The 15-year-old girl had cycled about 1,200 km with her father from Gurugram near Delhi to Darbhanga town in Bihar during nationwide lockdown when they faced near starvation after losing jobs and all modes of transport remained suspended.
The state government has chosen the “real-life hero” to speed up its campaign against use of narcotic drugs and intoxicants by the young generation which has become a matter of serious concerns. Her job will be to visit schools and colleges and make the youths aware about the ill-effects of the drugs.
Fighting adversity
“We could not have found any better choice than this girl who displayed exemplary courage to fight adversity. The young generation should take a lesson from this girl who bravely fought all odds to extricate her family of troubles instead of surrendering before the problems,” Social Security director Daya Nidhan Pandey told the media on Sunday.
Consumption of any forms drugs, the official added, not only destroys the person who gets addicted to them but also his family, and this girl could play a key role in creating awareness in the society. The official himself visited the girl’s home in Darbhanga district over the weekend to appoint her as the brand ambassador of the programme. He also handed her a cheque of Rs50,000, a tab and a track suit as a token of honour for her rare courage.
The Grade nine schoolgirl will be spreading the central government’s National Action Plan for Drug Demand Reduction prepared by the federal Ministry of Social Justice and Empowerment.
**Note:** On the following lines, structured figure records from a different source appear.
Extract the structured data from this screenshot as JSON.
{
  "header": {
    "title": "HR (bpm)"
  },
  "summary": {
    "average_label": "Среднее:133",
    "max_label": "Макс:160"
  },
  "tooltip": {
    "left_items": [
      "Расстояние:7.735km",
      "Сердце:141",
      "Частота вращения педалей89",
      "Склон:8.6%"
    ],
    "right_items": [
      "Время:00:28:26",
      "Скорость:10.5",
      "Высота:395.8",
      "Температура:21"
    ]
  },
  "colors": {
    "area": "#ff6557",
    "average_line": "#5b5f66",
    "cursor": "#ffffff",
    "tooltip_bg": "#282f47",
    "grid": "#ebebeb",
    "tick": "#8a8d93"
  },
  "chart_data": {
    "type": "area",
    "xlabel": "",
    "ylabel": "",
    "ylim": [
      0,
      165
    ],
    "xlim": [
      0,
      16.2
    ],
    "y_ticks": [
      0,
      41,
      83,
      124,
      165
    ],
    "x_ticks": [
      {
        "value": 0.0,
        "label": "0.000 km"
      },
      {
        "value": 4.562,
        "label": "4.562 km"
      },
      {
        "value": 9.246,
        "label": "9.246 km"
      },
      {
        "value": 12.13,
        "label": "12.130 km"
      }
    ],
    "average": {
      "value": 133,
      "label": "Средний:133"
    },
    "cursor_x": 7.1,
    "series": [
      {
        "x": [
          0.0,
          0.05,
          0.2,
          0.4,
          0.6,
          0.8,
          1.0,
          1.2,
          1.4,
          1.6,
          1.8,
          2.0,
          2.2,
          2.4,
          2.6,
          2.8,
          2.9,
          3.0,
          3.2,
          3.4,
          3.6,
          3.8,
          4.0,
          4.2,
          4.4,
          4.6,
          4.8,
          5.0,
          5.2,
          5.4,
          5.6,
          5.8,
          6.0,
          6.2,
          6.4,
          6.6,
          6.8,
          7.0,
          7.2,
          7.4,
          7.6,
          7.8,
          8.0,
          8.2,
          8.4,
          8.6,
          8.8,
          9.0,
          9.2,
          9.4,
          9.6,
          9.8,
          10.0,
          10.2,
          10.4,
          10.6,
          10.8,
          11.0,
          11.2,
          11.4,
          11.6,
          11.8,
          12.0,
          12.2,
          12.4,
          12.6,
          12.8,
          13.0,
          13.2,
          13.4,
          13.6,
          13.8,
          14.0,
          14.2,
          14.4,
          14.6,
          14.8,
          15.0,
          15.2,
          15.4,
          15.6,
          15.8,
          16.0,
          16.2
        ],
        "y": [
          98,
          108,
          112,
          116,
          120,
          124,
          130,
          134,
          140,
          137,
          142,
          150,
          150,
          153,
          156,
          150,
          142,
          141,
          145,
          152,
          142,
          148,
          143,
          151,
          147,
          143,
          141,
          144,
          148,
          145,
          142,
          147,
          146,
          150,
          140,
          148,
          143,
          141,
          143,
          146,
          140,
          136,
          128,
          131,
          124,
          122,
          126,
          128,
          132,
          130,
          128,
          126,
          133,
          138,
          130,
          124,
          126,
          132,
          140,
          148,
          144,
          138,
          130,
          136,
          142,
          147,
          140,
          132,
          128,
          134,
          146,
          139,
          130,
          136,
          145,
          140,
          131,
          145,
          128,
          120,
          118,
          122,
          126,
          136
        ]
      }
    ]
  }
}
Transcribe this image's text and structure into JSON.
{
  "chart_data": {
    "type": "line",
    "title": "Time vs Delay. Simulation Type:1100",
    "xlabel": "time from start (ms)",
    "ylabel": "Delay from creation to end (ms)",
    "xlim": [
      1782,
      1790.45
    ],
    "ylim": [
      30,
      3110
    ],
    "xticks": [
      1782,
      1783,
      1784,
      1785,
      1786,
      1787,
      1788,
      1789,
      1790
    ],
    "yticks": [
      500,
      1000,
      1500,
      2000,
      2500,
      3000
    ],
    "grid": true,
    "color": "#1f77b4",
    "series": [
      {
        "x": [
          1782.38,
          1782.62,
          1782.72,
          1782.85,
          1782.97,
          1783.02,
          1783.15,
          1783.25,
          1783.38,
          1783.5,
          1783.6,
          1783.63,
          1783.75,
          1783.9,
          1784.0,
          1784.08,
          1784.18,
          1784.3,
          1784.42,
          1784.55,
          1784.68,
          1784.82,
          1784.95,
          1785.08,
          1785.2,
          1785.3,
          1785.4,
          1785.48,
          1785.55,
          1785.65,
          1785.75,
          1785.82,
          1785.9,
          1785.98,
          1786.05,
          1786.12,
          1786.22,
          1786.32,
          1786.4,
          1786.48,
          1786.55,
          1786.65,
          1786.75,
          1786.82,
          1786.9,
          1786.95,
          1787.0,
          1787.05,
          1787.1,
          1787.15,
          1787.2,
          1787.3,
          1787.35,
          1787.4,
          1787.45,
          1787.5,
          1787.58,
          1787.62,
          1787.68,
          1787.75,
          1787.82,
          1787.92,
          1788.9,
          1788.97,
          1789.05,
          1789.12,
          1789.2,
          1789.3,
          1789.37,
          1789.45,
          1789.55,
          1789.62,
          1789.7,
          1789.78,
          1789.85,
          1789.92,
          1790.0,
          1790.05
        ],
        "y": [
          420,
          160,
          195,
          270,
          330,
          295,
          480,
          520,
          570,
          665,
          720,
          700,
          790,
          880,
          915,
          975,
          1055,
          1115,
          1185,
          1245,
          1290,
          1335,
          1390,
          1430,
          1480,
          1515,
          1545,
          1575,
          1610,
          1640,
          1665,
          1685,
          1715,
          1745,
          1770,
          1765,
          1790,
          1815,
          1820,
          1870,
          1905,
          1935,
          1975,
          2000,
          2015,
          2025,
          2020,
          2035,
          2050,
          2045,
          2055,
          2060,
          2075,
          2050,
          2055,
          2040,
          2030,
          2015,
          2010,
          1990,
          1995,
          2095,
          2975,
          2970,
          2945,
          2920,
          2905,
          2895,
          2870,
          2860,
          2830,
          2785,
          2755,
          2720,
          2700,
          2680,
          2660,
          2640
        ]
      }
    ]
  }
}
The objective of the programme is to reduce adverse consequences of drug abuse through multi-pronged strategy.
Jyoti has become an international sensation after she carried her injured father on her second-hand rickety cycle at the peak of summer in May last year, unmindful of her own troubles of carrying the weight of a person just double her weight, severe food scarcity on way and also cash crunch.
“It was a very tough journey treading the deserted roads on cycle. I felt apprehensive most of the time while walking on the lonely streets but ignored these concerns as my first priority was to somehow reach home,” was how she told this correspondent when contacted on phone recently.
No money for food
She added, “We would have died of hunger had we stayed there any longer as we had no money to buy food or pay rent.” She left Gurugram on the night of May 8 and reached her home village Darbhanga after continuously cycling over seven days.
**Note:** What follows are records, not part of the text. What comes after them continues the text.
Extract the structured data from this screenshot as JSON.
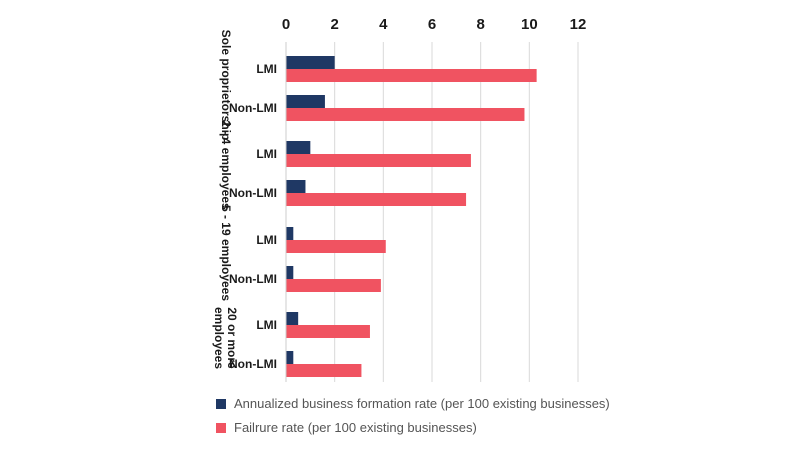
{
  "chart_data": {
    "type": "bar",
    "orientation": "horizontal",
    "groups": [
      "Sole proprietorship",
      "2 - 4 employees",
      "5 - 19 employees",
      "20 or more employees"
    ],
    "categories": [
      "LMI",
      "Non-LMI",
      "LMI",
      "Non-LMI",
      "LMI",
      "Non-LMI",
      "LMI",
      "Non-LMI"
    ],
    "series": [
      {
        "name": "Annualized business formation rate (per 100 existing businesses)",
        "color": "#1f3864",
        "values": [
          2.0,
          1.6,
          1.0,
          0.8,
          0.3,
          0.3,
          0.5,
          0.3
        ]
      },
      {
        "name": "Failrure rate (per 100 existing businesses)",
        "color": "#f05361",
        "values": [
          10.3,
          9.8,
          7.6,
          7.4,
          4.1,
          3.9,
          3.45,
          3.1
        ]
      }
    ],
    "xlim": [
      0,
      12
    ],
    "xticks": [
      "0",
      "2",
      "4",
      "6",
      "8",
      "10",
      "12"
    ],
    "grid": true,
    "axis_position": "top",
    "legend_position": "bottom"
  }
}
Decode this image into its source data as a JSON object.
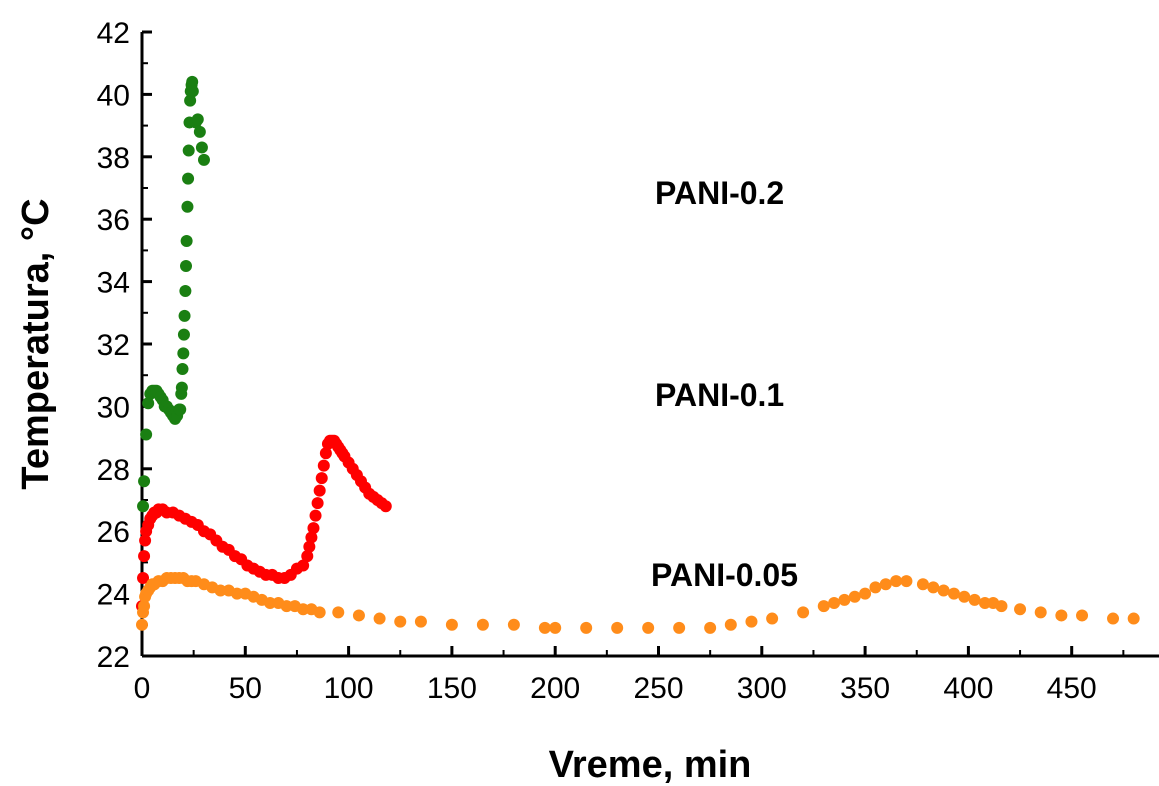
{
  "chart_data": {
    "type": "scatter",
    "xlabel": "Vreme, min",
    "ylabel": "Temperatura, °C",
    "xlim": [
      0,
      480
    ],
    "ylim": [
      22,
      42
    ],
    "x_ticks": [
      0,
      50,
      100,
      150,
      200,
      250,
      300,
      350,
      400,
      450
    ],
    "y_ticks": [
      22,
      24,
      26,
      28,
      30,
      32,
      34,
      36,
      38,
      40,
      42
    ],
    "grid": false,
    "legend": "none",
    "annotations": [
      {
        "text": "PANI-0.2",
        "series": "PANI-0.2"
      },
      {
        "text": "PANI-0.1",
        "series": "PANI-0.1"
      },
      {
        "text": "PANI-0.05",
        "series": "PANI-0.05"
      }
    ],
    "series": [
      {
        "name": "PANI-0.2",
        "color": "#1a7f12",
        "points": [
          [
            0.5,
            26.8
          ],
          [
            1,
            27.6
          ],
          [
            2,
            29.1
          ],
          [
            3,
            30.1
          ],
          [
            4,
            30.4
          ],
          [
            5,
            30.5
          ],
          [
            6,
            30.5
          ],
          [
            7,
            30.5
          ],
          [
            8,
            30.4
          ],
          [
            9,
            30.3
          ],
          [
            10,
            30.2
          ],
          [
            11,
            30.0
          ],
          [
            12,
            30.0
          ],
          [
            13,
            29.9
          ],
          [
            14,
            29.8
          ],
          [
            15,
            29.7
          ],
          [
            16,
            29.6
          ],
          [
            17,
            29.7
          ],
          [
            18,
            29.9
          ],
          [
            18.5,
            29.9
          ],
          [
            19,
            30.4
          ],
          [
            19.3,
            30.6
          ],
          [
            19.6,
            31.2
          ],
          [
            20,
            31.7
          ],
          [
            20.3,
            32.3
          ],
          [
            20.6,
            32.9
          ],
          [
            21,
            33.7
          ],
          [
            21.3,
            34.5
          ],
          [
            21.6,
            35.3
          ],
          [
            22,
            36.4
          ],
          [
            22.3,
            37.3
          ],
          [
            22.6,
            38.2
          ],
          [
            23,
            39.1
          ],
          [
            23.3,
            39.8
          ],
          [
            23.6,
            40.1
          ],
          [
            24,
            40.3
          ],
          [
            24.3,
            40.4
          ],
          [
            24.6,
            40.1
          ],
          [
            26,
            39.1
          ],
          [
            27,
            39.2
          ],
          [
            28,
            38.8
          ],
          [
            29,
            38.3
          ],
          [
            30,
            37.9
          ]
        ]
      },
      {
        "name": "PANI-0.1",
        "color": "#ff0000",
        "points": [
          [
            0,
            23.6
          ],
          [
            0.5,
            24.5
          ],
          [
            1,
            25.2
          ],
          [
            1.5,
            25.7
          ],
          [
            2,
            26.0
          ],
          [
            3,
            26.2
          ],
          [
            4,
            26.4
          ],
          [
            5,
            26.5
          ],
          [
            6,
            26.6
          ],
          [
            7,
            26.6
          ],
          [
            8,
            26.7
          ],
          [
            10,
            26.7
          ],
          [
            12,
            26.6
          ],
          [
            15,
            26.6
          ],
          [
            18,
            26.5
          ],
          [
            21,
            26.4
          ],
          [
            24,
            26.3
          ],
          [
            27,
            26.2
          ],
          [
            30,
            26.0
          ],
          [
            33,
            25.9
          ],
          [
            36,
            25.7
          ],
          [
            39,
            25.5
          ],
          [
            42,
            25.4
          ],
          [
            45,
            25.2
          ],
          [
            48,
            25.1
          ],
          [
            51,
            24.9
          ],
          [
            54,
            24.8
          ],
          [
            57,
            24.7
          ],
          [
            60,
            24.6
          ],
          [
            63,
            24.6
          ],
          [
            66,
            24.5
          ],
          [
            69,
            24.5
          ],
          [
            72,
            24.6
          ],
          [
            75,
            24.8
          ],
          [
            78,
            24.9
          ],
          [
            80,
            25.2
          ],
          [
            81,
            25.5
          ],
          [
            82,
            25.8
          ],
          [
            83,
            26.1
          ],
          [
            84,
            26.5
          ],
          [
            85,
            26.9
          ],
          [
            86,
            27.3
          ],
          [
            87,
            27.7
          ],
          [
            88,
            28.1
          ],
          [
            89,
            28.5
          ],
          [
            90,
            28.8
          ],
          [
            91,
            28.9
          ],
          [
            92,
            28.9
          ],
          [
            93,
            28.9
          ],
          [
            94,
            28.8
          ],
          [
            95,
            28.7
          ],
          [
            96,
            28.6
          ],
          [
            97,
            28.5
          ],
          [
            98,
            28.4
          ],
          [
            100,
            28.2
          ],
          [
            102,
            28.0
          ],
          [
            104,
            27.8
          ],
          [
            106,
            27.6
          ],
          [
            108,
            27.4
          ],
          [
            110,
            27.2
          ],
          [
            112,
            27.1
          ],
          [
            114,
            27.0
          ],
          [
            116,
            26.9
          ],
          [
            118,
            26.8
          ]
        ]
      },
      {
        "name": "PANI-0.05",
        "color": "#ff8c1a",
        "points": [
          [
            0,
            23.0
          ],
          [
            0.5,
            23.4
          ],
          [
            1,
            23.6
          ],
          [
            1.5,
            23.9
          ],
          [
            2,
            24.0
          ],
          [
            3,
            24.1
          ],
          [
            4,
            24.2
          ],
          [
            5,
            24.3
          ],
          [
            6,
            24.3
          ],
          [
            8,
            24.4
          ],
          [
            10,
            24.4
          ],
          [
            12,
            24.5
          ],
          [
            14,
            24.5
          ],
          [
            16,
            24.5
          ],
          [
            18,
            24.5
          ],
          [
            20,
            24.5
          ],
          [
            22,
            24.4
          ],
          [
            24,
            24.4
          ],
          [
            26,
            24.4
          ],
          [
            30,
            24.3
          ],
          [
            34,
            24.2
          ],
          [
            38,
            24.1
          ],
          [
            42,
            24.1
          ],
          [
            46,
            24.0
          ],
          [
            50,
            24.0
          ],
          [
            54,
            23.9
          ],
          [
            58,
            23.8
          ],
          [
            62,
            23.7
          ],
          [
            66,
            23.7
          ],
          [
            70,
            23.6
          ],
          [
            74,
            23.6
          ],
          [
            78,
            23.5
          ],
          [
            82,
            23.5
          ],
          [
            86,
            23.4
          ],
          [
            95,
            23.4
          ],
          [
            105,
            23.3
          ],
          [
            115,
            23.2
          ],
          [
            125,
            23.1
          ],
          [
            135,
            23.1
          ],
          [
            150,
            23.0
          ],
          [
            165,
            23.0
          ],
          [
            180,
            23.0
          ],
          [
            195,
            22.9
          ],
          [
            200,
            22.9
          ],
          [
            215,
            22.9
          ],
          [
            230,
            22.9
          ],
          [
            245,
            22.9
          ],
          [
            260,
            22.9
          ],
          [
            275,
            22.9
          ],
          [
            285,
            23.0
          ],
          [
            295,
            23.1
          ],
          [
            305,
            23.2
          ],
          [
            320,
            23.4
          ],
          [
            330,
            23.6
          ],
          [
            335,
            23.7
          ],
          [
            340,
            23.8
          ],
          [
            345,
            23.9
          ],
          [
            350,
            24.0
          ],
          [
            355,
            24.2
          ],
          [
            360,
            24.3
          ],
          [
            365,
            24.4
          ],
          [
            370,
            24.4
          ],
          [
            378,
            24.3
          ],
          [
            383,
            24.2
          ],
          [
            388,
            24.1
          ],
          [
            393,
            24.0
          ],
          [
            398,
            23.9
          ],
          [
            403,
            23.8
          ],
          [
            408,
            23.7
          ],
          [
            412,
            23.7
          ],
          [
            416,
            23.6
          ],
          [
            425,
            23.5
          ],
          [
            435,
            23.4
          ],
          [
            445,
            23.3
          ],
          [
            455,
            23.3
          ],
          [
            470,
            23.2
          ],
          [
            480,
            23.2
          ]
        ]
      }
    ]
  }
}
According to the girl, she would mostly travel during night as it was cool and had less traffic. She also revealed they would sleep near the petrol pumps or at the places having sufficient lighting arrangements.
Recently she got the cycling trail offer from the Cycling Federation of India for her rare feat and also signed a film based on her life. The movie will be a fictional version of what led to her ardous journey from Gurugram to her hometown in Bihar. Her brilliant tale even reached the outgoing US president Donald Trump’s daughter Ivanka Trump termed her story as the “beautiful feat of endurance and love”.